Partnering for Community Change: How the Institutional Challenge Grant Has Shaped Our Work

The Institutional Challenge Grant has provided my colleagues and I at the Cornell Cooperative Extension-Tompkins County with an opportunity to expand an existing working relationship with researchers from Cornell University’s College of Human Ecology and work in partnership to develop strategies for mitigating the impact of the opioid epidemic on families and communities in upstate New York.

Cornell University (CU) is the Land Grant University for the Cornell Cooperative Extension system (CCE). The state-level focus is on research, while the county-level focuses on implementing research-based education. A unique characteristic of the NYS CCE system is that CCE-County Associations are stand-alone 501c3 nonprofits that respond to local needs. Historically, the relationship between CU and CCE-County Associations has played out with CU being the go-to for the latest research and County Associations helping to connect participants to university research projects. However, this approach has been piecemeal, thereby inhibiting the establishment of long-term research objectives. Additionally, these aspects of the relationships are limited by time, funding, and our individual needs.

The Institutional Challenge Grant: Our Experience

The Institutional Challenge Grant from the William T. Grant Foundation has allowed us to transform how we work together. A unique component of our partnership is that input from all involved is equally valued. The trust we’ve developed through this way of collaborating has strengthened our ability to tackle considerable challenges and respond to local needs. We utilize our strengths to see on the ground impacts and influence research.

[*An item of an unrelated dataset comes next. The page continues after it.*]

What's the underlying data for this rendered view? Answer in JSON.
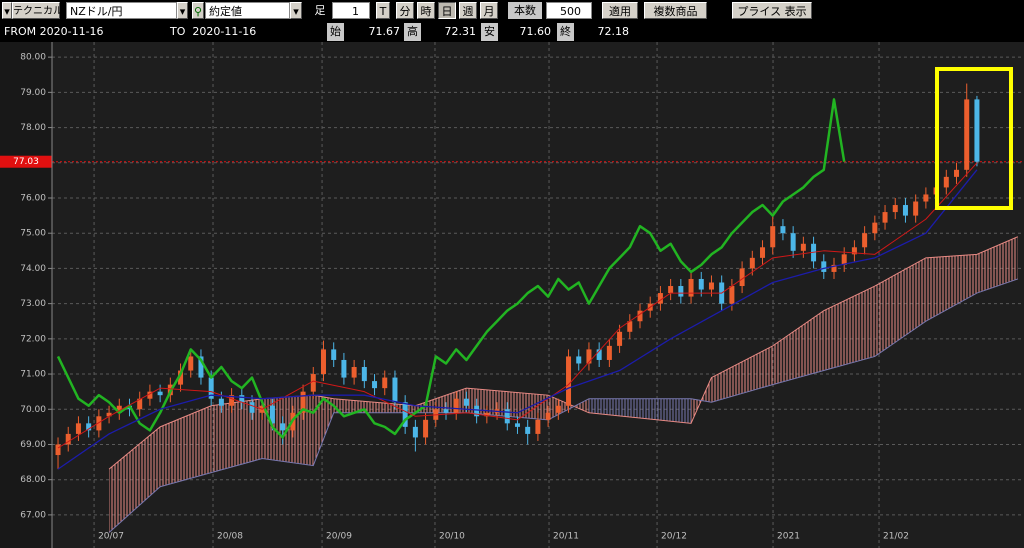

At the outset of the work that we proposed for the Institutional Challenge Grant, we had daily communication with our partners from Cornell. Now, in addition to frequent check-ins, we hold monthly team meetings that are essential to preserving the collaborative campus/county relationship and keeping us from working in our traditional silos. This way of working together has been productive: In the first year of implementation, we planned and led two Community Café Conversations to increase collaboration and assess gaps in services for families facing the opioid epidemic, an issue that no single entity can solve. Who to invite, how to promote the event, and what questions to ask were all decided together. The well-established relationships our staff have in the community, including with the Department of Social Services and the Family Treatment Court, as well as with agencies providing services for addiction, recovery, and mental health issues, has been helpful in bringing people together and connecting the public to the valuable knowledge borne from our work. What’s more, it’s clear from these community café conversations that there is a desire to increase the cross-agency collaboration among stakeholders regarding the issues that our partnership is addressing.

Keys to Making it Work

  • Nonprofits, public agencies need be brought in as equal partners;
  • Nonprofits, public agencies need to feel valued and essential to furthering the work;
  • Check-in consistently and regularly;
  • Recognized solutions are not “one-size fits all”, context and flexibility are everything;
  • Create a welcoming environment between partners; and
  • Engage many partners to make it happen.

Overall, the Institutional Challenge Grant, and, more broadly, our partnership with Cornell, supports our ability to be a conduit for researchers to create relationships with community partners in order to increase the level of service and strengthen the community as a whole.